The Institute of Construction and Building Crafts provides instruction in various construction and trade skills. The institute is partnered with various companies and local authorities to provide apprenticeship training, including the CITB; the Scottish and Northern Ireland Plumbers' Association; and Building Engineering Services Training, a subsidiary of BESA. The institute's facilities include the Immersive and Controlled Training Environment (ICE), a virtual reality construction site simulator jointly developed by the college and Heriot-Watt University. The institute is based at the college's Granton campus.

The institute's courses include carpentry, joinery, painting and decorating, bricklaying, plastering, highway maintenance, roofing, stonemasonry, civil engineering, architecture, building surveying, as well as various industry accreditations including City and Guilds railway engineering; Gas Safe CCN1 (Core Domestic Natural Gas Safety), CKR1 (Domestic Cooking Appliances), HTR1 (Heating Appliances), and MET1 (Gas Meter Safety Assessment) qualifications; CENWAT (Central Heating and Hot Water) installation and maintenance training; CITB Construction Skills Certification Scheme (CSCS) training; various International Powered Access Federation qualifications; National Plant Operators Registration Scheme (NPORS) qualifications; and Prefabricated Access Suppliers' and Manufacturers' Association (PASMA) qualifications.

In the United Kingdom, the term "institute" is protected and cannot be used without the approval of the Secretary of State.

=== Hospitality, Travel and Tourism ===

The Hospitality, Travel and Tourism centre is based at the college's Milton Road and Granton campuses. It is part of the South East Scotland Academies Partnership's (SESAP) Hospitality and Tourism Academy, along with Queen Margaret University, West Lothian College, and Borders College. The centre's facilities include two training restaurants, the EH15 at Milton Road and the Apprentice at Granton, three training salons, two at Granton and one at Milton Road, and an aircraft cabin simulator. One of the salons is a component of a partnership with beauty product companies Elemis and Wella. Students on the courses offered by the centre work in the restaurants and salons as part of their study.
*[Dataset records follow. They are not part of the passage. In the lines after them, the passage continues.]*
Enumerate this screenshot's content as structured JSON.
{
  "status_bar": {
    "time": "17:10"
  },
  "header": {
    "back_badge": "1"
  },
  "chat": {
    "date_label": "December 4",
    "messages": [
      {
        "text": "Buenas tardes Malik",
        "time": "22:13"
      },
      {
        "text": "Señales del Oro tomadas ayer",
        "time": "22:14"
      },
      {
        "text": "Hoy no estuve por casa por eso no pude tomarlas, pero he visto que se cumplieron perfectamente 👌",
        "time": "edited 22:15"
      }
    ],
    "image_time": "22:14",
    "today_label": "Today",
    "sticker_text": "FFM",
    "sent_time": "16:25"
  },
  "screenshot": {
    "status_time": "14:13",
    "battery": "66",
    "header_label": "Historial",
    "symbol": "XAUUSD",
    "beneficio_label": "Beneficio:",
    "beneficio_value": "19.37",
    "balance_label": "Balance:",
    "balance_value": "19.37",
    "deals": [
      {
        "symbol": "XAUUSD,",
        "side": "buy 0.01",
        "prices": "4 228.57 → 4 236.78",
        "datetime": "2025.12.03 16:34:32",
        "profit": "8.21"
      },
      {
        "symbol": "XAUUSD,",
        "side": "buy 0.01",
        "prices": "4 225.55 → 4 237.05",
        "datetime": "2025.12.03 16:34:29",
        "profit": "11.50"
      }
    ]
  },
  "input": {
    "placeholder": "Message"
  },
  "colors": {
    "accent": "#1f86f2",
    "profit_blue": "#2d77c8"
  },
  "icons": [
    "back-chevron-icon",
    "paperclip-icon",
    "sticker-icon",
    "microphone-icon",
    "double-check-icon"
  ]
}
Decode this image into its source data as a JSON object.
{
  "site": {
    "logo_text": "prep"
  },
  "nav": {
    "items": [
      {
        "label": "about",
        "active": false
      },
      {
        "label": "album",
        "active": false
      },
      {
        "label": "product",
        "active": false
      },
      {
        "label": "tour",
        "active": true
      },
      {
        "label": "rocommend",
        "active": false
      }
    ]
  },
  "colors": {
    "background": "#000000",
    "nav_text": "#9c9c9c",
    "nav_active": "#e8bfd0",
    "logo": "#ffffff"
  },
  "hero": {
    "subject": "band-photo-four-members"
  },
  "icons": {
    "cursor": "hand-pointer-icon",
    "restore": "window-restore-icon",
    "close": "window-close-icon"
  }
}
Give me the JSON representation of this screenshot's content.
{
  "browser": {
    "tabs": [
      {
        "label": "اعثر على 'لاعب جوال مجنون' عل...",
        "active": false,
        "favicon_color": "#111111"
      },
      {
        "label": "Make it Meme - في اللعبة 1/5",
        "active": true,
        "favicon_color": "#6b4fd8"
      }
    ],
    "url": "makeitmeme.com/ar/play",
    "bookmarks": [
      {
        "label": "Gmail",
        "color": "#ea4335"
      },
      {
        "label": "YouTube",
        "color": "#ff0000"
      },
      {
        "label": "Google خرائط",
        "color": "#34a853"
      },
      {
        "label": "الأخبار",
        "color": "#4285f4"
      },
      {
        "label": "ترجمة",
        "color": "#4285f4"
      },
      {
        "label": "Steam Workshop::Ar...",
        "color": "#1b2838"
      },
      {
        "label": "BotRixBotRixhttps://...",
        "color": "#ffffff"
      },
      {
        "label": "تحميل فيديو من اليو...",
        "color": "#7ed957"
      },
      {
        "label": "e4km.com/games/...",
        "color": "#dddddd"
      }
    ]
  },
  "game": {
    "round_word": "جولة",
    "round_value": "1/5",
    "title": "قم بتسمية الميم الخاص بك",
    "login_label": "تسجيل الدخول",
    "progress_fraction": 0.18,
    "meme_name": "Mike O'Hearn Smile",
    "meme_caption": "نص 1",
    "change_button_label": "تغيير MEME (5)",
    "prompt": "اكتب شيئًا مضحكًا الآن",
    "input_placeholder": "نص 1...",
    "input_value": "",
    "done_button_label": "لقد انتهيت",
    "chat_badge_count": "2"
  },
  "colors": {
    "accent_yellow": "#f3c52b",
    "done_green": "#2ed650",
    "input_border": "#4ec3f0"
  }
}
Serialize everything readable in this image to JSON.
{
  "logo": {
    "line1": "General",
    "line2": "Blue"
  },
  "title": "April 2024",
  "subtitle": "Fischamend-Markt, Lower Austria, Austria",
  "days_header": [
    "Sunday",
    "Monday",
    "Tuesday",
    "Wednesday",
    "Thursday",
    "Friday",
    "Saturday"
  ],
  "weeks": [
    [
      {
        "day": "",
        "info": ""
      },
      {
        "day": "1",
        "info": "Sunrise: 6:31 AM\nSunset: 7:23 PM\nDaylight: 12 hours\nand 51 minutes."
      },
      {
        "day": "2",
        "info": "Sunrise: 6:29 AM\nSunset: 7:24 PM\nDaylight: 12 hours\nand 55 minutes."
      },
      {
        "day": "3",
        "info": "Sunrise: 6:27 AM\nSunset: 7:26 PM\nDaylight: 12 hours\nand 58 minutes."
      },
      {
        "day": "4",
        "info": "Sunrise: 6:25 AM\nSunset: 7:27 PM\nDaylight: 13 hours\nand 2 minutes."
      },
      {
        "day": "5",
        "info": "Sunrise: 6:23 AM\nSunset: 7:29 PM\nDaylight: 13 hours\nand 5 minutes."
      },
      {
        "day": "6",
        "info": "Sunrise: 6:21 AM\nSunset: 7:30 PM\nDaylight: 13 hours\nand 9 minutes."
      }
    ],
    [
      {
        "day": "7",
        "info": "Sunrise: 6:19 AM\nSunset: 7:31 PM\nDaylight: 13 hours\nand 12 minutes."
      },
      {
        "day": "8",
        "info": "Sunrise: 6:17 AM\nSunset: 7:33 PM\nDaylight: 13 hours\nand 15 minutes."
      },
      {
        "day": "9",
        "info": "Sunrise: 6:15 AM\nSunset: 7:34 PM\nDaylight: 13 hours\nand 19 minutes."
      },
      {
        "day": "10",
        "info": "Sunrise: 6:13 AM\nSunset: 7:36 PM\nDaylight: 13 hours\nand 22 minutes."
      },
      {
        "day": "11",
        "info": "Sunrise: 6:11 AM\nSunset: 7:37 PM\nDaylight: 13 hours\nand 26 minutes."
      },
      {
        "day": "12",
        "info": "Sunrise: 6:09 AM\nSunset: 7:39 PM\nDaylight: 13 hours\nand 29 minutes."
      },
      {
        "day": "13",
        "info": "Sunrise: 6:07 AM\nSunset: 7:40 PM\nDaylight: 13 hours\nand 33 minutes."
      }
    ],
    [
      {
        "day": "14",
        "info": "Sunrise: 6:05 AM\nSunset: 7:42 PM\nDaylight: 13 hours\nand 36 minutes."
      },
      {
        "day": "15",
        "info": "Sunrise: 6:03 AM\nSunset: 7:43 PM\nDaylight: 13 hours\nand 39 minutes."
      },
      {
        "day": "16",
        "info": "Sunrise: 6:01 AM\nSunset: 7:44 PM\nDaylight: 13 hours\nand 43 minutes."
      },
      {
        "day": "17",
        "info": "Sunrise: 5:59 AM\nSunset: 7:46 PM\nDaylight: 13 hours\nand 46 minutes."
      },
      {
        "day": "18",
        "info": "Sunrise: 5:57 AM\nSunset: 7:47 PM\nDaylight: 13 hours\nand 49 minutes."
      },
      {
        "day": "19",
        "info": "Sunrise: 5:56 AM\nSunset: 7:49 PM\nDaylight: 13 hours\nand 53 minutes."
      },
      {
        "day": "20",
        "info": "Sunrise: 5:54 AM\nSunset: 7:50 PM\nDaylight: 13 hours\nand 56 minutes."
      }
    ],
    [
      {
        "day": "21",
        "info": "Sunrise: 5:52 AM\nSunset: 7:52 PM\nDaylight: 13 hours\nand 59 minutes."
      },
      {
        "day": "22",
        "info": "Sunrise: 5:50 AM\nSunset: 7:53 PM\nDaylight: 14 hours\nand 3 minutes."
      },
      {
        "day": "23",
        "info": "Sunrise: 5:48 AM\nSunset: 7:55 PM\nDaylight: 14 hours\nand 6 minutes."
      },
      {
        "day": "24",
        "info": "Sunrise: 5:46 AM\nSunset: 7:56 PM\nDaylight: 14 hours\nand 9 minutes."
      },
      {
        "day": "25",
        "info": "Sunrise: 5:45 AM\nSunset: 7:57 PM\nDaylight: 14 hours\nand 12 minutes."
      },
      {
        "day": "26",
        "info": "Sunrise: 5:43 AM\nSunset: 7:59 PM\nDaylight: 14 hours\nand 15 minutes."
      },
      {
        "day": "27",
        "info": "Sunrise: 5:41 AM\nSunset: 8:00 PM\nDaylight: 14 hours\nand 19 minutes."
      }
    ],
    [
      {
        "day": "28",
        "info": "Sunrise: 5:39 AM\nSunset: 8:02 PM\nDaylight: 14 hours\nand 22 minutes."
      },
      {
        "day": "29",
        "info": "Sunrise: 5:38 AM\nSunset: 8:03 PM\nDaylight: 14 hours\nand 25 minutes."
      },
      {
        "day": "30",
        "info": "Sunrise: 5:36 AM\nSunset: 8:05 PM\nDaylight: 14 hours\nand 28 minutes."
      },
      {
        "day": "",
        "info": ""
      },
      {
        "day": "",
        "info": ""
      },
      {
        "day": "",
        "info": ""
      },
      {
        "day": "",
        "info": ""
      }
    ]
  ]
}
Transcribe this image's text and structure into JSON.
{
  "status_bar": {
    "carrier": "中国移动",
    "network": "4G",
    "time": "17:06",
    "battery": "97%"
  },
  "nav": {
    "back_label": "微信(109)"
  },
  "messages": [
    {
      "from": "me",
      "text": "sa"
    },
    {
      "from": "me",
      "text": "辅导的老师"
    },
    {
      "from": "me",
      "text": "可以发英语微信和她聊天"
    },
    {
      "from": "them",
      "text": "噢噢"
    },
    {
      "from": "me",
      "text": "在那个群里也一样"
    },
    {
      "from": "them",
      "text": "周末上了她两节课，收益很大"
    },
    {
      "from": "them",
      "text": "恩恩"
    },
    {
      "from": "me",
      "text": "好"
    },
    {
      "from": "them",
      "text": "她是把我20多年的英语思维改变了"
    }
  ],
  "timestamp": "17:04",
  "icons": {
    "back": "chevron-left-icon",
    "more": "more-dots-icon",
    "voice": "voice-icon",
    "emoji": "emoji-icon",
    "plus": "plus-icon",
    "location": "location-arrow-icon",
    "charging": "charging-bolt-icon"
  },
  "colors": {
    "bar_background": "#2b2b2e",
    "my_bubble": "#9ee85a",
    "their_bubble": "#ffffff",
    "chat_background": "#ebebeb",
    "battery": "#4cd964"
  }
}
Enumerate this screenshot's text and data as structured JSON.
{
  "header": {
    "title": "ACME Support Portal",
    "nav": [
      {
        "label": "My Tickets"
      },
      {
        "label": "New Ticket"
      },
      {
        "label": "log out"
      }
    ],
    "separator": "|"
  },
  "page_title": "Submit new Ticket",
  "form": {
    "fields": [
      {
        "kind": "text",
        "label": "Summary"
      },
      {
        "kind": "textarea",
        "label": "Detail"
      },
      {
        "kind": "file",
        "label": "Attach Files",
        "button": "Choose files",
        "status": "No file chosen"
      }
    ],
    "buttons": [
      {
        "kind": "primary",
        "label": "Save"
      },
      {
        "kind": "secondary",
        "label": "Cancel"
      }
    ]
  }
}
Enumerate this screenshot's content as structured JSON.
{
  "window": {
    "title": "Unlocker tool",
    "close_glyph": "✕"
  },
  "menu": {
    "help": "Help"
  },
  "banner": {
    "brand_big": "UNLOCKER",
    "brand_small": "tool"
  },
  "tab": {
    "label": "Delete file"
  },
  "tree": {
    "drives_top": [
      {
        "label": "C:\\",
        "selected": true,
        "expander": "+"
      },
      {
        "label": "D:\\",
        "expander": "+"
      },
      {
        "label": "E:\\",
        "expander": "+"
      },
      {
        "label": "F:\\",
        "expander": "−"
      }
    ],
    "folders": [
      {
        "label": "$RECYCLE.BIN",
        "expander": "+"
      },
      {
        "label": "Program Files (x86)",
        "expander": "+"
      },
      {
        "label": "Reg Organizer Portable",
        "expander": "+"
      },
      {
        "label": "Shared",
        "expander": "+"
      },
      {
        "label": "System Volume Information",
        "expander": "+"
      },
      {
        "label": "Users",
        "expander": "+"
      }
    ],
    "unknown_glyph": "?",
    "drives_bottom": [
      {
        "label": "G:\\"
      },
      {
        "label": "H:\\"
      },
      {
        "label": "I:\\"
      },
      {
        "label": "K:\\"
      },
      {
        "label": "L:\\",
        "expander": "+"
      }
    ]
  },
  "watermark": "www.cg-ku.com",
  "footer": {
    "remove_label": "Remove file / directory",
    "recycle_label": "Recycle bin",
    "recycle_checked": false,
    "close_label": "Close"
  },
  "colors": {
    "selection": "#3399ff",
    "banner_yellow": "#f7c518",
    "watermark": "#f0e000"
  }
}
The centre's courses include barbering and hairdressing, beauty therapy, cheffing, events and retail management, various language courses including Gaelic and Gaelic history, French, German, Italian, and Spanish, plus industry qualifications including Chartered Institute of Linguists public service language interpretation, UK food hygiene certifications, and Prince's Trust introductory cookery courses.